Me enrola que eu gosto que me enrosco

Na era vitoriana (entre 1837 e 1901), quando abundavam as mais incríveis fantasias a respeito dos mares, uma delas dizia que há zonas no fundo do mar além das quais os objetos não afundam. Um navio de ferro que fosse a pique, por exemplo, afundaria até atingir o nível em que a água tivesse viscosidade que o impedisse de ir além. Como se acreditava na teoria de que, como a densidade da água aumenta com a pressão (na verdade a água é praticamente incompressível), o navio permaneceria ali, suspenso na água por toda a eternidade.

Acreditavam os contemporâneos da Rainha Vitória que baldes cheios de prego desceriam mais fundo do que uma canoa furada. Cavalos ficariam abaixo de sapos. Cadáveres de pessoas desceriam até um nível determinado por sua obesidade.

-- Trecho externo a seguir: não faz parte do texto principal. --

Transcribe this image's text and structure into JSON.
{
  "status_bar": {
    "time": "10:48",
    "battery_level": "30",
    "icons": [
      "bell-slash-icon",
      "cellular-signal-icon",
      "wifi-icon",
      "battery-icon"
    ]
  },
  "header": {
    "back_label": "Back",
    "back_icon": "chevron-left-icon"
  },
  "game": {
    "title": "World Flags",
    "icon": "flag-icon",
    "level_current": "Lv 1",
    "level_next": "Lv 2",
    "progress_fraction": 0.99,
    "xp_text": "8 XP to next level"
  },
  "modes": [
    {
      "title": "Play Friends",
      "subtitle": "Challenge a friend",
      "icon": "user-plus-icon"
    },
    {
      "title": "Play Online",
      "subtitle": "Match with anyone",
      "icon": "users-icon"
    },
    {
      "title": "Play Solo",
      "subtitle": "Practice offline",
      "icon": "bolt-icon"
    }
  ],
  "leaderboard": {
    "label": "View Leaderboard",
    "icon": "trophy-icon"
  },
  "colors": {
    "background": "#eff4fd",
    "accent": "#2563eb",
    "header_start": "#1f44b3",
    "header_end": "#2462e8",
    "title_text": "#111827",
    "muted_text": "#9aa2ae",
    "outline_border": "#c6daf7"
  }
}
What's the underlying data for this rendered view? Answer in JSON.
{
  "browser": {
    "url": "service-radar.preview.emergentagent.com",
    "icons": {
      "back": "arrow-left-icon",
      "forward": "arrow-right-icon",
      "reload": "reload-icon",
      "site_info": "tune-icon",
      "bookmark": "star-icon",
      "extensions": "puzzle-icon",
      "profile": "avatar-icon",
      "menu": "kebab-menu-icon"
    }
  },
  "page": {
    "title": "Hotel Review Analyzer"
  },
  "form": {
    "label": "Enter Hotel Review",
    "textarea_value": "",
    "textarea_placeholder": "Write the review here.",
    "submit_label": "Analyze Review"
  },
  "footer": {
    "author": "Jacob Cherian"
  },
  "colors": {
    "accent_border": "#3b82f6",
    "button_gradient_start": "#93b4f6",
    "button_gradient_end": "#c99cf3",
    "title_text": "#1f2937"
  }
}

Numa faixa o gado perdido, em outros estágios, móveis velhos, rebocadores oceânicos naufragados, revólveres desovados, trens descarrilhados, animais de estimação indesejados, bandidos executados, piratas decapitados lá no fundo e quase na superfície as criancinhas afogadas. O peso dos pecados e da consciência, diziam os mais piedosos, forçaria os menos virtuosos a descer mais que os justos.

O Brasil encalhou na era vitoriana. Na vastidão dos mares do sul, nossas mixórdias políticas, afundadas e depositadas em camadas relacionadas com o peso do poder, têm como sina pairar eternamente na superfície desse mar de lama.

Livre, leve e solto, o aparelho petista encalacrado no governo federal é um fenômeno da física. Não cai pra baixo, cai pra cima. Vai ficar uma eternidade flutuando no poder. Exemplo da certeza da impunidade são os capangas de gabinete que através dos computadores do Palácio do Planalto incluíram trechos mentirosos e aviltantes nos perfis dos jornalistas Míriam Leitão e Carlos Alberto Sardenberg, na Wikipédia.

Para a presidente Dilma, a difamação via internet “é absolutamente inadmissível por parte do Planalto e do Governo Federal ou por parte de qualquer governo. Nesse caso específico, é algo que se alguém quiser fazer individualmente que faça. Mas não coloque o governo no meio”.

O Brasil precisa instituir o Dia da Hipocrisia. Num país de maioria católica, seria um feriado nacional em homenagem à nossa santa do pau oco: a Santa Hipocrisia, padroeira da era petista.

Mentira e hipocrisia são vizinhas. O hipócrita é aquele que finge o que não tem: virtudes e sentimentos. Hipocrisia deriva do latim “hypocrisis significa representar ou fingir. A mentira tem como consequência a hipocrisia e a atitude clássica do hipócrita é denunciar alguém por cometer algum pecado, enquanto comete justamente a mesma heresia. Trocando em miúdos, é o roto denunciando o esfarrapado.

O francês François de la Rochefoucauld tem uma oração de cabeceira dos devotos da santa do pau oco: “A hipocrisia é a homenagem que o vício presta à virtude”.